Suspected Fetal Macrosomia and the Management of Labor and Vaginal Delivery.
Midpelvic operative vaginal delivery is the most important consideration for labor and delivery in the case of suspected fetal macrosomia. With the exception of extreme emergencies, a cesarean delivery should be performed for midpelvic arrest of the fetus with suspected macrosomia. If a decision is made to perform a cesarean delivery in the presence of suspected macrosomia, the incision should be large enough to avoid a difficult abdominal delivery.
Summary of Recommendations
The ACOG committee provides the following recommendations for the management of fetal macrosomia:
Recommendations based on good and consistent scientific evidence (Level A):
The diagnosis of fetal macrosomia is imprecise. For suspected fetal macrosomia, the accuracy of estimated fetal weight using ultrasound biometry is no better than that obtained with clinical palpation (Leopold's maneuvers).
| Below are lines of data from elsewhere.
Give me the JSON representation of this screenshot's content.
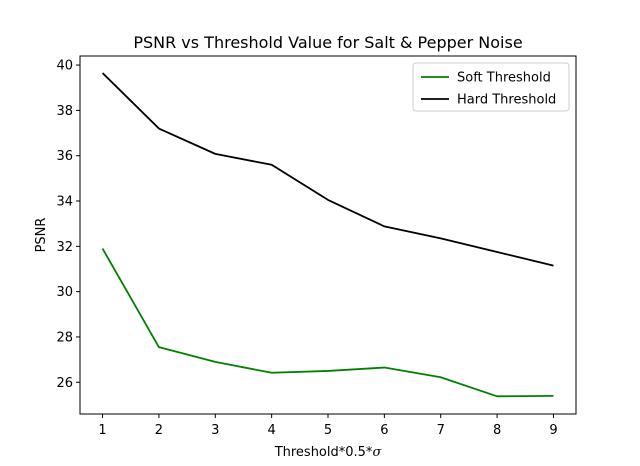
{
  "chart_data": {
    "type": "line",
    "title": "PSNR vs Threshold Value for Salt & Pepper Noise",
    "xlabel_prefix": "Threshold*0.5*",
    "xlabel_symbol": "σ",
    "ylabel": "PSNR",
    "x": [
      1,
      2,
      3,
      4,
      5,
      6,
      7,
      8,
      9
    ],
    "xlim": [
      0.6,
      9.4
    ],
    "ylim": [
      24.6,
      40.4
    ],
    "xticks": [
      1,
      2,
      3,
      4,
      5,
      6,
      7,
      8,
      9
    ],
    "yticks": [
      26,
      28,
      30,
      32,
      34,
      36,
      38,
      40
    ],
    "grid": false,
    "legend_position": "top-right",
    "series": [
      {
        "name": "Soft Threshold",
        "color": "#008000",
        "values": [
          31.9,
          27.55,
          26.9,
          26.42,
          26.5,
          26.65,
          26.22,
          25.38,
          25.4
        ]
      },
      {
        "name": "Hard Threshold",
        "color": "#000000",
        "values": [
          39.65,
          37.2,
          36.08,
          35.6,
          34.05,
          32.88,
          32.35,
          31.75,
          31.15
        ]
      }
    ]
  }
}
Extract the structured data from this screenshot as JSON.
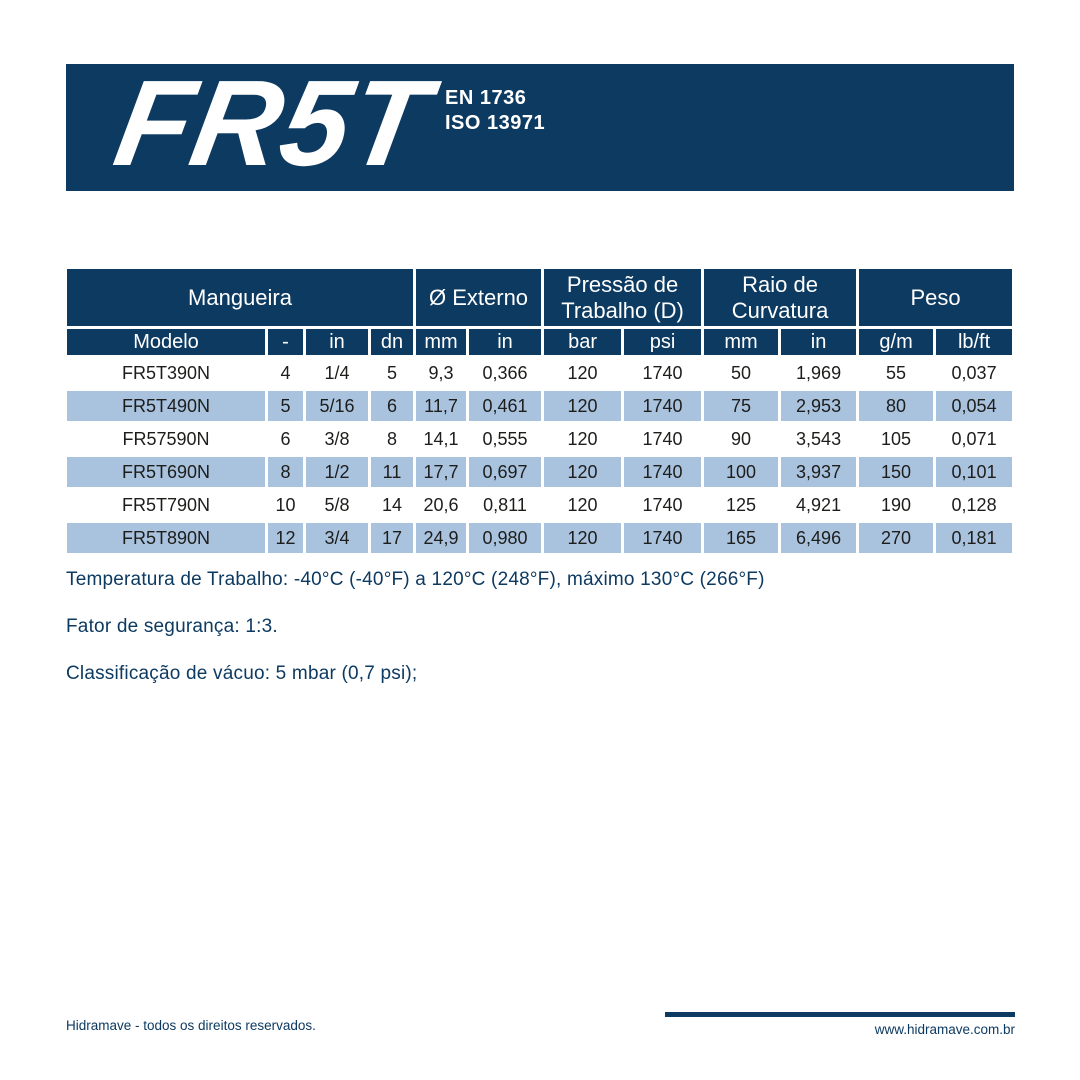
{
  "colors": {
    "navy": "#0d3a61",
    "row_alt": "#a9c3df",
    "body_text": "#1d1d1b",
    "background": "#ffffff"
  },
  "banner": {
    "logo": "FR5T",
    "standards": [
      "EN 1736",
      "ISO 13971"
    ]
  },
  "table": {
    "type": "table",
    "groups": [
      {
        "label": "Mangueira",
        "colspan": 4
      },
      {
        "label": "Ø Externo",
        "colspan": 2
      },
      {
        "label": "Pressão de Trabalho (D)",
        "colspan": 2
      },
      {
        "label": "Raio de Curvatura",
        "colspan": 2
      },
      {
        "label": "Peso",
        "colspan": 2
      }
    ],
    "columns": [
      "Modelo",
      "-",
      "in",
      "dn",
      "mm",
      "in",
      "bar",
      "psi",
      "mm",
      "in",
      "g/m",
      "lb/ft"
    ],
    "rows": [
      [
        "FR5T390N",
        "4",
        "1/4",
        "5",
        "9,3",
        "0,366",
        "120",
        "1740",
        "50",
        "1,969",
        "55",
        "0,037"
      ],
      [
        "FR5T490N",
        "5",
        "5/16",
        "6",
        "11,7",
        "0,461",
        "120",
        "1740",
        "75",
        "2,953",
        "80",
        "0,054"
      ],
      [
        "FR57590N",
        "6",
        "3/8",
        "8",
        "14,1",
        "0,555",
        "120",
        "1740",
        "90",
        "3,543",
        "105",
        "0,071"
      ],
      [
        "FR5T690N",
        "8",
        "1/2",
        "11",
        "17,7",
        "0,697",
        "120",
        "1740",
        "100",
        "3,937",
        "150",
        "0,101"
      ],
      [
        "FR5T790N",
        "10",
        "5/8",
        "14",
        "20,6",
        "0,811",
        "120",
        "1740",
        "125",
        "4,921",
        "190",
        "0,128"
      ],
      [
        "FR5T890N",
        "12",
        "3/4",
        "17",
        "24,9",
        "0,980",
        "120",
        "1740",
        "165",
        "6,496",
        "270",
        "0,181"
      ]
    ]
  },
  "notes": [
    "Temperatura de Trabalho: -40°C (-40°F) a 120°C (248°F), máximo 130°C (266°F)",
    "Fator de segurança: 1:3.",
    "Classificação de vácuo: 5 mbar (0,7 psi);"
  ],
  "footer": {
    "left": "Hidramave - todos os direitos reservados.",
    "right": "www.hidramave.com.br"
  }
}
Recommendations based on limited or inconsistent scientific evidence (Level B):
Suspected fetal macrosomia is not an indication for induction of labor, because induction does not improve maternal or fetal outcomes.
Labor and vaginal delivery are not contraindicated for women with estimated fetal weights up to 5,000 g in the absence of maternal diabetes.
With an estimated fetal weight more than 4,500 g, a prolonged second stage of labor or arrest of descent in the second stage is an indication for cesarean delivery.
Recommendations based primarily on consensus and expert opinion (Level C):
Although the diagnosis of fetal macrosomia is imprecise, prophylactic cesarean delivery may be considered for suspected fetal macrosomia with estimated fetal weights of more than 5,000 g in pregnant women without diabetes and more than 4,500 g in pregnant women with diabetes.
Suspected fetal macrosomia is not a contraindication to attempted vaginal birth after a previous cesarean delivery.